Incubators have bad UX

Springtime is here, and another ambitious biology project is in the air.  I had a lot of fun redesigning the gel box experience, and so I am going to be doing a few more biology equipment projects.  The first of which is an networked bacterial incubator.

However, is no mere incubator.  This is an incubator re-imagined to be less horrible to use.  Right now the steps to use an incubator are generally:

1. Put plate of cells in incubator
2. Hope that it is at the right temperature
3. Check if colonies have grown yet
4. Repeat until the colonies have grown, or overgrown

The problem here is that some poor soul (grad student) has to physically go to the incubator, and look at the plates and see if they are overgrown.  If you think it will take 6 hours, and you put the cells in at 6 pm on Friday, that means you have to visit at midnight on Saturday morning, probably in a deserted building.  Being in the lab alone is a bad idea.  Rinse and repeat.  That’s like going to the post office every hour or so to check if you got mail- it is a silly thing to do.  Besides being silly, there are better things to do on Friday nights.

Redesigned Experience

The main things to fix in the incubator experience are:

• Having to go look at the cells at weird times
• Logging temperature data
• Logging growth data

The first point has been explained.  The last two are to add security and debug features to the incubation process.  This way you know if someone cranked up the heat, or left the door to the incubator open, and what the actual temperature is in case there is a problem.

Technical Solution

If you look at the incubator above, you will notice that it has a huge heat sink sticking out of the top.  This is because this incubator can achieve sub-ambient temperatures down to about 2C, thanks to some peltier modules.  This means you can have your cells happy and growing at full tilt at 37 C, and when you want to stop them, you can just turn the whole thing into a fridge.  This means you don’t have to harvest the cells right away- but someone still has to make the call to flip the switch.  To do this, they need a picture of the cells, and a button to press.

The solution of course is to make the switch-flipping and picture-viewing happen remotely, via a webpage or an app.  This is easier said than done, because of network security.  As I understand it, if I wanted to host a website on my computer or any device connected to the wireless at school, I would have to go and ask IT to set up port forwarding from our public IP address to my computer.  This would let the routers know that if someone is making an http request on port xxx, send the traffic to my computer.  IT is not likely to approve this request.
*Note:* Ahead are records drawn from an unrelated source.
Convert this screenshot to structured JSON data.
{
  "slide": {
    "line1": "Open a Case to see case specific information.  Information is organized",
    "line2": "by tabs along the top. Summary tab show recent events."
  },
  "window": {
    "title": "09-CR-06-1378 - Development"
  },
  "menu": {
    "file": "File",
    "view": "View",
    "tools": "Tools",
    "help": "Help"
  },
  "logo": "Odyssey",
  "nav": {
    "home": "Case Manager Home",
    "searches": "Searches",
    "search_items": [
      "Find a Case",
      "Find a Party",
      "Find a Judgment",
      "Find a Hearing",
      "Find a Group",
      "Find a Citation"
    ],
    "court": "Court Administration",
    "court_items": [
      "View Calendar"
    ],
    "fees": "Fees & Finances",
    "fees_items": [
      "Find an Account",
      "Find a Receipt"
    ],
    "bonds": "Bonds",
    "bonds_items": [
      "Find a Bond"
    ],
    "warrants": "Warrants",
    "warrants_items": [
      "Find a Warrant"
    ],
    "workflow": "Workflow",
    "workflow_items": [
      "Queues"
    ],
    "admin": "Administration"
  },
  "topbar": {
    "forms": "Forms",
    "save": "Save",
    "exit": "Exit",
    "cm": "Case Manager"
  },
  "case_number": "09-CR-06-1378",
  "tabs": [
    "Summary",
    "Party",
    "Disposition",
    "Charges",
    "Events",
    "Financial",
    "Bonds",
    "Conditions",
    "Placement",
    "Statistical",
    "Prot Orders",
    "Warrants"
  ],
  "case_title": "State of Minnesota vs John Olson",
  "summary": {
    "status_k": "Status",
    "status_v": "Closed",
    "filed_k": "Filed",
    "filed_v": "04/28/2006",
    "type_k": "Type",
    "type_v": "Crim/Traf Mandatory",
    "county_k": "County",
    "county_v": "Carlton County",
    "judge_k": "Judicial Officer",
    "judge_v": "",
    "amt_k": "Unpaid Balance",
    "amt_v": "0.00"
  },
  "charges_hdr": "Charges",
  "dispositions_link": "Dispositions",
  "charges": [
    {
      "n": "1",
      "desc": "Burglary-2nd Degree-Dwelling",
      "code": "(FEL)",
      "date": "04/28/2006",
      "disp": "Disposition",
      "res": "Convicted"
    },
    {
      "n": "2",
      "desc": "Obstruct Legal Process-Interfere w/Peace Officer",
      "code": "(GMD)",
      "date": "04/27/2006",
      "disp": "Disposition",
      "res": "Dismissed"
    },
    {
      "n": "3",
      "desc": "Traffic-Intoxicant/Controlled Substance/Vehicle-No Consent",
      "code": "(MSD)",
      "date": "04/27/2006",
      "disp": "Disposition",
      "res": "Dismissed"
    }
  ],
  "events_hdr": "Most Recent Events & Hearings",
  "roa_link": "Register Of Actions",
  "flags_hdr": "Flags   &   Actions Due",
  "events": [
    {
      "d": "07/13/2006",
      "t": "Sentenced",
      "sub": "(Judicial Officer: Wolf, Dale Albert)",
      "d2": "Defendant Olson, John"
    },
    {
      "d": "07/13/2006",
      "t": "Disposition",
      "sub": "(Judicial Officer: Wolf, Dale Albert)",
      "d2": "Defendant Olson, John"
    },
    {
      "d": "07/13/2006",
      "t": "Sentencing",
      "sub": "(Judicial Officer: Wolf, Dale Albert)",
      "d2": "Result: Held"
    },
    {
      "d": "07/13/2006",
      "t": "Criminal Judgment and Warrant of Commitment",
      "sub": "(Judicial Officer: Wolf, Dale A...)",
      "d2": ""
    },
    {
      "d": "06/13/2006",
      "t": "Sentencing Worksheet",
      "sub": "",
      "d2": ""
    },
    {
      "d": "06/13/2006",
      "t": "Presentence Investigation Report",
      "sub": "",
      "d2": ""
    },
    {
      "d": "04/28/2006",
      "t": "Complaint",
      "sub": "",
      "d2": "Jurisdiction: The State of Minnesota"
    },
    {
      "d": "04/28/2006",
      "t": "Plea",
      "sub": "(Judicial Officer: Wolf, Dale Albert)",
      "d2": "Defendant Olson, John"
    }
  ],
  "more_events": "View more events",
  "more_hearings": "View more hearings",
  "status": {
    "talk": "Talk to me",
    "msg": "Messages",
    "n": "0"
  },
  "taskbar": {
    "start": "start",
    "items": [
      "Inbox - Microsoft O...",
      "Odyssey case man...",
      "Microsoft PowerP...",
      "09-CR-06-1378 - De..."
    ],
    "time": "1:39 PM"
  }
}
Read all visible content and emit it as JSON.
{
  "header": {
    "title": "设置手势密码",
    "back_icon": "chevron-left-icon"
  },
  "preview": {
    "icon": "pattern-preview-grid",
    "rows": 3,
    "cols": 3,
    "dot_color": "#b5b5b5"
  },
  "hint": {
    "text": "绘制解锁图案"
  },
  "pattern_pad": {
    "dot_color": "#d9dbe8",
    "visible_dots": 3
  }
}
Fortunately, if you have an internet connection it is easy to “dial out”- for example, you are reading this blog right now, which is on another computer.  However, this website can’t just go around accessing files on your computer, which is a good thing for you!

The solution that seems to have taken hold is to have an intermediate platform hosted on remote server that talks to both devices.  An example of this is the spark core cloud, which seems to be used to mediate data transmission to/from sparks and computers.  I don’t like this because it adds an extra link and complexity in the connection between people and data.

The Progress So Far

Electrically and physically, the incubator works.  This is more of an exercise in hacking together a connected device, so most of the hard parts for me are code and networking related.  So far I have done a few things that I have never done before: write a server in flask-celery, template in jinja, and write an android app!  I have to say they are probably not the finest shining examples of code, but it works.
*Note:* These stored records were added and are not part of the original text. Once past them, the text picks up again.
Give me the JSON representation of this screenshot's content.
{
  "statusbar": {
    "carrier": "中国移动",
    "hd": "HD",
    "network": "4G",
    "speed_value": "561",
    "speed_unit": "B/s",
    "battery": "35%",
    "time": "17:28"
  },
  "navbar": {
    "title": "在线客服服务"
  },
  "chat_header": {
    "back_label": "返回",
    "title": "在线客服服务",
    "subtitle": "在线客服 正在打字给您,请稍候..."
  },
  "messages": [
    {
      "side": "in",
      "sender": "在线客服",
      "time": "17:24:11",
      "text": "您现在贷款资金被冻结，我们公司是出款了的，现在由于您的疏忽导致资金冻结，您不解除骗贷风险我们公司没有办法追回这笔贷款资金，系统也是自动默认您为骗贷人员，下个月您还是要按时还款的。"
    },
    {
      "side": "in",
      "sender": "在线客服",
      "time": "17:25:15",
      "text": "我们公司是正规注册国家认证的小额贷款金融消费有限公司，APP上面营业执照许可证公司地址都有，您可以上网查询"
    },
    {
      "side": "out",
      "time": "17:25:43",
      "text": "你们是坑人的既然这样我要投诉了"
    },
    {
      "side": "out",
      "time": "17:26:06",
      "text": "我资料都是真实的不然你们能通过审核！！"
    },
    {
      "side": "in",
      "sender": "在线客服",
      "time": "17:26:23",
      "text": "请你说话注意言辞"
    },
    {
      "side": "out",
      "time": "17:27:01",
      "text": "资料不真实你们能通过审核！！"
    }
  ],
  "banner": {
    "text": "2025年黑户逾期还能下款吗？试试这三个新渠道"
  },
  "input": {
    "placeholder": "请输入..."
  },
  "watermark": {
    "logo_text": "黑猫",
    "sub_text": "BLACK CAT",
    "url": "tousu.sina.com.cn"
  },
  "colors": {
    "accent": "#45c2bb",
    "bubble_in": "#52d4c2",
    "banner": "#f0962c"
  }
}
The server will be deployed on a raspberry pi that will be connected to my LAN.  The server has a page that has an up to date webcam image on it and button to refresh, and has an interface for getting data from html POST/GET to python code running on the server.  There will also be an API for talking to it from other applications.  The nice thing is that if I ever get control of my own router, I can set up port forwarding and it will be online for me to access anywhere.

One possibility is to have an android app for remotely monitoring the incubator.  It would be nice to have it on your phone or tablet for when you are out and about.  To this end I have tested an app that can post or get things from olins mobileproto twitter server.

I chose to use an http server and a pi, as opposed to maybe an arduino and a cc3000 because it gives me a little extra juice in the memory, power, and i/o departments.  In particular, it has wired ethernet, USB support, and GPIO.  This means it could be useful in other projects down the line.  Normally I go with the barebones implementation but in this case the extra power can provide something like openCV, which could be useful to process the image, and I can use a nice webcam instead of a serial camera.  Also, it can talk to other micros that might actually manage temperature control on a separate power bus.  The pi is not a RTOS, so if it gets tied up or DDOSed or something, I really don’t want it to forget that the incubator needs to be switched off- therefore some kind of micro go-between is not a bad idea.